Key to this are the staff cuts—accounting for 11% of the bank’s 123,000 employees—which will save €1.1 billion in costs, the bulk of a €1.7 billion overall cost-cutting target. Like other banks, UniCredit will invest a chunk of the savings from the job cuts and branch closures in technology, aiming to automate services previously provided by people.

UniCredit will also bolster its balance sheet by raising a whopping €13 billion via new shares. This is incredibly ambitious, considering the bank’s total market capitalization is only €16 billion. The bank is raising additional funds by selling off business units, including asset management firm Pioneer for €3.6 billion and its stake in Polish bank Pekao for the equivalent of €2.4 billion.

The bank’s CEO, Jean Pierre Mustier, said its plan was “conservative” with “achievable” targets. The eye-catching numbers don’t exactly bring “conservative” to mind, but investors appear to believe him on the “achievable” part, despite the costs involved. (UniCredit expects to record a €12.2 billion restructuring charge this quarter.)

The big bank’s shares helped to push the entire Italian stock market by more than its regional peers today. Still, even after today’s rally, UniCredit has lost nearly €15 billion in market cap so far this year, a sign of how down investors have been on Italian banks.

UniCredit is one of Italy’s healthier banks, if you can believe it. The sickest, Banca Monte dei Paschi di Siena, was denied extra time last week to raise the €5 billion it urgently needs to recapitalize by the European Central Bank. Trading in its shares has been suspended in the meantime. Many believe it needs a state bailout to survive.

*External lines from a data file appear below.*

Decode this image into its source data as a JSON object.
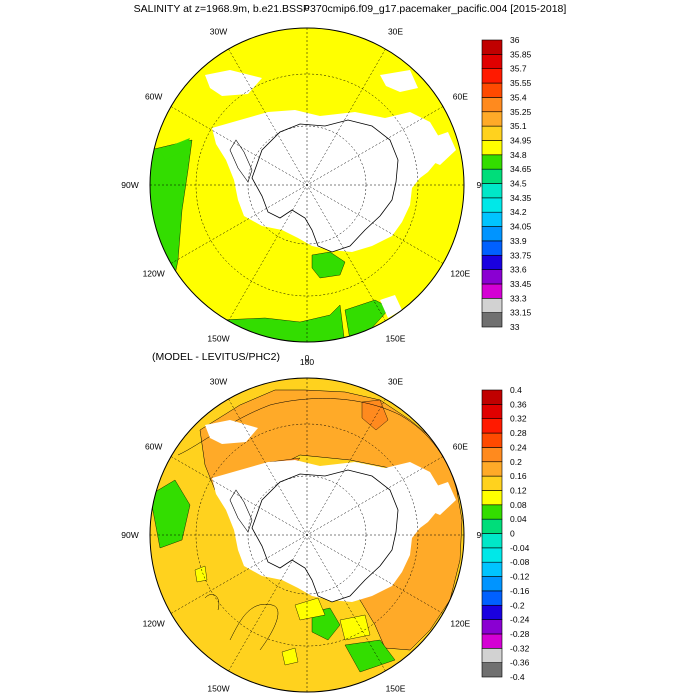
{
  "figure": {
    "title": "SALINITY at z=1968.9m, b.e21.BSSP370cmip6.f09_g17.pacemaker_pacific.004 [2015-2018]",
    "subtitle": "(MODEL - LEVITUS/PHC2)"
  },
  "chart_data": [
    {
      "type": "heatmap",
      "projection": "south-polar-stereographic",
      "title": "SALINITY at z=1968.9m, b.e21.BSSP370cmip6.f09_g17.pacemaker_pacific.004 [2015-2018]",
      "longitude_labels": [
        "0",
        "30E",
        "60E",
        "90E",
        "120E",
        "150E",
        "180",
        "150W",
        "120W",
        "90W",
        "60W",
        "30W"
      ],
      "colorbar_levels": [
        "33",
        "33.15",
        "33.3",
        "33.45",
        "33.6",
        "33.75",
        "33.9",
        "34.05",
        "34.2",
        "34.35",
        "34.5",
        "34.65",
        "34.8",
        "34.95",
        "35.1",
        "35.25",
        "35.4",
        "35.55",
        "35.7",
        "35.85",
        "36"
      ],
      "colorbar_colors": [
        "#707070",
        "#d2d2d2",
        "#d400d4",
        "#8a00d2",
        "#1a00e0",
        "#0060ff",
        "#0094ff",
        "#00c4ff",
        "#00e8e8",
        "#00e8c8",
        "#00dd7a",
        "#33dd00",
        "#ffff00",
        "#ffd21e",
        "#ffaa28",
        "#ff8a1e",
        "#ff4a00",
        "#ff1a00",
        "#e00000",
        "#c00000"
      ],
      "dominant_value_range": [
        34.8,
        35.1
      ],
      "grid": true
    },
    {
      "type": "heatmap",
      "projection": "south-polar-stereographic",
      "title": "(MODEL - LEVITUS/PHC2)",
      "longitude_labels": [
        "0",
        "30E",
        "60E",
        "90E",
        "120E",
        "150E",
        "180",
        "150W",
        "120W",
        "90W",
        "60W",
        "30W"
      ],
      "colorbar_levels": [
        "-0.4",
        "-0.36",
        "-0.32",
        "-0.28",
        "-0.24",
        "-0.2",
        "-0.16",
        "-0.12",
        "-0.08",
        "-0.04",
        "0",
        "0.04",
        "0.08",
        "0.12",
        "0.16",
        "0.2",
        "0.24",
        "0.28",
        "0.32",
        "0.36",
        "0.4"
      ],
      "colorbar_colors": [
        "#707070",
        "#d2d2d2",
        "#d400d4",
        "#8a00d2",
        "#1a00e0",
        "#0060ff",
        "#0094ff",
        "#00c4ff",
        "#00e8e8",
        "#00e8c8",
        "#00dd7a",
        "#33dd00",
        "#ffff00",
        "#ffd21e",
        "#ffaa28",
        "#ff8a1e",
        "#ff4a00",
        "#ff1a00",
        "#e00000",
        "#c00000"
      ],
      "dominant_value_range": [
        0.12,
        0.28
      ],
      "grid": true
    }
  ]
}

This will make life difficult for Italy’s new prime minister, Paolo Gentiloni. He was tapped this week for the post after Matteo Renzi resigned following a lost referendum on constitutional reforms. Gentiloni is the country’s sixth prime minister in 10 years and, like many of his recent predecessors, he must deal with a teetering banking system. UniCredit’s actions today may lighten the load, but there is much heavy lifting ahead. In bocca al lupo!